Students from many countries, including the UK and US, show relative weaknesses in shape and space domains on international assessments of mathematics (e.g., PISA and TIMMS) compared to other mathematics sub-domains¹⁶ suggesting that spatial instruction should be increased rather than eliminated. The impact of weak or non-existent spatial instruction is further pronounced when one considers preliminary evidence that the associations between spatial skill and mathematics may be particularly strong in children from lower socio-economic status (SES) backgrounds¹⁷ and that spatial instruction may be particularly effective for improving mathematics for pre-schoolers from lower SES families^18,19. These findings may reflect lower starting points in spatial skill for children from lower SES families compared to their higher SES peers, which may be attributable to reduced access to spatial toys and resources, or lower quality of spatial play for children from lower SES groups. At the same time, research also demonstrates that children of lower SES backgrounds present relative strengths in spatial thinking compared to more traditional academic subjects of literacy and numeracy²⁰. This evidence suggests untapped, hidden strength and potential in populations of students’ routinely underserved in current educational systems. Although further evidence is needed, these early findings point to the possibility that the removal of spatial learning objectives from early years classrooms may have a disproportionate negative influence on children from lower SES families, a subgroup of children that is already more likely to fall behind their peers.
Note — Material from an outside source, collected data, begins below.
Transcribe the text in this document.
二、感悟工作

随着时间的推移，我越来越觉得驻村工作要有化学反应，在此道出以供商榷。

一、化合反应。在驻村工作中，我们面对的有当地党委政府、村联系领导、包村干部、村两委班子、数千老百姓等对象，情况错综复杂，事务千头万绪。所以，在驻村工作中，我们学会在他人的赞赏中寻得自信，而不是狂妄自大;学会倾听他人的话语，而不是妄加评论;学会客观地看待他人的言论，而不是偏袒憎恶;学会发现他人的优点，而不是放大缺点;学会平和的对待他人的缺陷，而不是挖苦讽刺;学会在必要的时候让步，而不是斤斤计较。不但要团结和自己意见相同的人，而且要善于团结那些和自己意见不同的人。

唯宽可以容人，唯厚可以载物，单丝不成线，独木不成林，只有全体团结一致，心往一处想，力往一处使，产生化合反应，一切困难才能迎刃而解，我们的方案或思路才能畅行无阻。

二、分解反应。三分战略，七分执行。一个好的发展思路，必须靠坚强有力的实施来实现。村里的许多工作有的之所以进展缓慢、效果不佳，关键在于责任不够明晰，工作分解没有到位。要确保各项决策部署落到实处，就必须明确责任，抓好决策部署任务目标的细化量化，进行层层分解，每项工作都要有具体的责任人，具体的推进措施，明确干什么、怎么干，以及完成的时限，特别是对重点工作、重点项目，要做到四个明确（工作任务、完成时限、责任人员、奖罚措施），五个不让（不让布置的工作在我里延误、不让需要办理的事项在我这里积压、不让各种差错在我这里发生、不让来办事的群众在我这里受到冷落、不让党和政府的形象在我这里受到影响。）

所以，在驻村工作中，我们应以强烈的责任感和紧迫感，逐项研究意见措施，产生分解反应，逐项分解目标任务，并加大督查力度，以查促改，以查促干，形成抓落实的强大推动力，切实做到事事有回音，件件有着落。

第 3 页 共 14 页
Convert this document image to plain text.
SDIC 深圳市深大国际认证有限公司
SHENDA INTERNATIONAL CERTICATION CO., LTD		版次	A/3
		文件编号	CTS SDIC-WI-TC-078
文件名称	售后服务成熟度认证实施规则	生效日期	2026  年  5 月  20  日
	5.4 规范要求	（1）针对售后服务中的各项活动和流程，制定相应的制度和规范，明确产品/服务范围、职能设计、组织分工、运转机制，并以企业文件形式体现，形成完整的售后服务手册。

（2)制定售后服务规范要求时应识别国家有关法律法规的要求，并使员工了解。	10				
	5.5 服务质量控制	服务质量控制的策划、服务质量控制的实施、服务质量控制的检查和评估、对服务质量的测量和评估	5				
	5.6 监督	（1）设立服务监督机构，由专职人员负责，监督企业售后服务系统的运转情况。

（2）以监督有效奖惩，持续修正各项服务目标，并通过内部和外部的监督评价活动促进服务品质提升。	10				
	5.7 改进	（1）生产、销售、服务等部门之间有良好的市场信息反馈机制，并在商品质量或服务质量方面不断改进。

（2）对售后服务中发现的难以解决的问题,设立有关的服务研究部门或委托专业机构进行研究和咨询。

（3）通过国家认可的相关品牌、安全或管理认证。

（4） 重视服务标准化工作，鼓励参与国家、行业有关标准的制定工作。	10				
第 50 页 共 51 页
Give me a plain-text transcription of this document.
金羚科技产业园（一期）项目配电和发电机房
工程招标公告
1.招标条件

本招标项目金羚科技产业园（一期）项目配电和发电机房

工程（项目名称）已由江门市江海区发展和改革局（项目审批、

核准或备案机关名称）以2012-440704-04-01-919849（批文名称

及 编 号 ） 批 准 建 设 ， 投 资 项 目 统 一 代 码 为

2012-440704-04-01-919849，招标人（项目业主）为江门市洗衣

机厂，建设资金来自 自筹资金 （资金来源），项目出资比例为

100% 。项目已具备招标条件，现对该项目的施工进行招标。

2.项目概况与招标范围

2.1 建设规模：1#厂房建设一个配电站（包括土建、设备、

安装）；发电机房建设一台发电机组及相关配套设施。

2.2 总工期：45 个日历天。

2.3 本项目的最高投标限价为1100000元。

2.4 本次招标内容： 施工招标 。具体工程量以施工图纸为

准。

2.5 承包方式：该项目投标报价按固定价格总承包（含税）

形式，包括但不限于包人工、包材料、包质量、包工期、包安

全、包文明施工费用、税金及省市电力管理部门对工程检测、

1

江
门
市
An increased focus on spatial learning and instruction may offer children from under-resourced community’s new opportunities to engage, learn, and showcase their strengths in the mathematics classroom.

Clearly, curricular changes are needed to bring spatial thinking back into the curriculum, but to fully realize its potential, changes may also be needed at the level of educational leadership and perhaps teacher training/professional development. There is considerable variability in teachers’ preparation to engage spatial reasoning. Many teachers do so effectively despite the lack of curricular guidance, particularly when teaching STEM topics^21,22. However, this is not always the case. Research has revealed that some teachers avoid spatial activities due to weaknesses in their own spatial reasoning^20,21,23 or anxiety they feel toward spatial tasks^21,24. These teachers may need additional support and training to both improve their own spatial skills and master new spatially-based instructional techniques. Educational leaders can also support teachers who are already successful at implementing spatial instruction, by giving them permission to prioritize spatial thinking and helping them find efficient ways to integrate spatial thinking with their other curricular goals. Without such support, teachers may feel they cannot justify the time spent teaching spatial thinking skills while feeling pressured to focus on other components of mathematics learning, e.g., number skills.

Given the known importance of spatial skills for STEM outcomes and the increasing demand for suitably qualified STEM employees, it is remiss to continue to ignore spatial skill development in the classroom – it is time to make spatial skills an educational priority.